Девочек мучила мысль, что волку холодно и что у него больная лапа. Младшая прошептала что-то на ухо сестре и при этом подмигнула волку, давая ему понять, что она на его стороне. Дельфина стояла задумавшись, потому что она ничего не решала сплеча.
— Вид-то у него добрый, — сказала она, — но я ему не доверяю. Вспомни-ка «Волка и ягненка». Ягненок ведь ничего ему не сделал.
Волк стал снова распространяться о своих добрых намерениях, и тогда она спросила его напрямик:
— А как же ягненок?.. Да, ягненок, которого вы съели?
Волка это не смутило.
— Ягненок? — переспросил он. — Который?
Он сказал это спокойно, как что-то совсем простое и само собой разумеющееся, таким невозмутимым голосом и с таким невинным видом, что у девочек мурашки пробежали по спине.
— Как? Значит, вы съели их несколько! — воскликнула Дельфина. — Ну и ну! Прекрасно!
— Ну, конечно, несколько. Я не вижу, что тут плохого. Вы же их едите!
Возражать было нечего. Как раз на завтрак была жареная баранина.
— Ну, так вот, — продолжал волк, — вы видите, что я не злой. Отворите-ка мне дверь, сядем в кружок около печки, и я расскажу вам разные истории. Можете себе представить, сколько у меня их накопилось за то время, что я брожу в лесах и бегаю по равнинам! Если я вам расскажу хотя бы то, что случилось на днях с тремя кроликами на опушке леса, я вас здорово рассмешу.
Сестры спорили шепотом. Младшая считала, что волка надо впустить, и сейчас же. Нельзя же оставлять его на ветру, дрожащего от холода и с больной лапой. Но Дельфина не сдавалась.
— Послушай, — говорила Маринетта, — брось упрекать его за ягнят, которых он съел. Не может же он морить себя голодом!
— Пусть ест картошку, — возражала Дельфина.
Маринетта так настаивала, в голосе ее было столько волнения, а в глазах столько слез, что старшая наконец смягчилась. Дельфина направилась было к двери, как вдруг спохватилась, расхохоталась и сказала огорченной Маринетте, пожав плечами:
— Ну нет, это было бы уж слишком глупо!
Она посмотрела на волка в упор.
— Послушайте-ка, волк, я совсем забыла про Красную Шапочку. Давайте поговорим о Красной Шапочке, согласны?

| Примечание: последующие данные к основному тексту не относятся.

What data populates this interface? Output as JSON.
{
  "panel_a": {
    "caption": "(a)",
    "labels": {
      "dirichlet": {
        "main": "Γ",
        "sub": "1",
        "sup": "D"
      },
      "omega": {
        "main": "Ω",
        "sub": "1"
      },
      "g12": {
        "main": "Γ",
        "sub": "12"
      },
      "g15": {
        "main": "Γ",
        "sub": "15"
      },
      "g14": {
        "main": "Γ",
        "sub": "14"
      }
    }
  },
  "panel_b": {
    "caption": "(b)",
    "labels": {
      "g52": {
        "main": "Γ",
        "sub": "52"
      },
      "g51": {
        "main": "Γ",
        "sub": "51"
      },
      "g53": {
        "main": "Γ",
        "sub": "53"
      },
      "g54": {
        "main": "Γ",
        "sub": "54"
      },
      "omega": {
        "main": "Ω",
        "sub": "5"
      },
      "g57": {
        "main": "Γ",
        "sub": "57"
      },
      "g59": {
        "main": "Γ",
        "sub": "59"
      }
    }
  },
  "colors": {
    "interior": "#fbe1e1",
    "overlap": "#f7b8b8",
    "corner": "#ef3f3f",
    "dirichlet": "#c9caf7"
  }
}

Волк смиренно опустил голову. Этого он не ожидал. Слышно было, как он сопит носом за окном.
— Ну да, — сознался он, — Красную Шапочку я съел. Но уверяю вас, что я очень в этом раскаивался. Если бы снова так случилось…
— Да, да, так всегда говорят.
Волк ударил себя лапой в грудь по тому месту, где сердце. У него был красивый низкий голос.
— Честное слово, если бы снова так случилось, я бы лучше подох с голоду.
— А все-таки, — вздохнула младшая, — вы съели Красную Шапочку.
— Я и не отпираюсь, — согласился волк. — Я ее съел, это точно. Но то был грех молодости. Подумайте, ведь это было так давно. Всякому греху бывает прощение. И потом вы не знаете, сколько у меня было неприятностей из-за этой девчонки! Уверяли даже, будто я сперва съел бабушку, а это уже совсем вранье.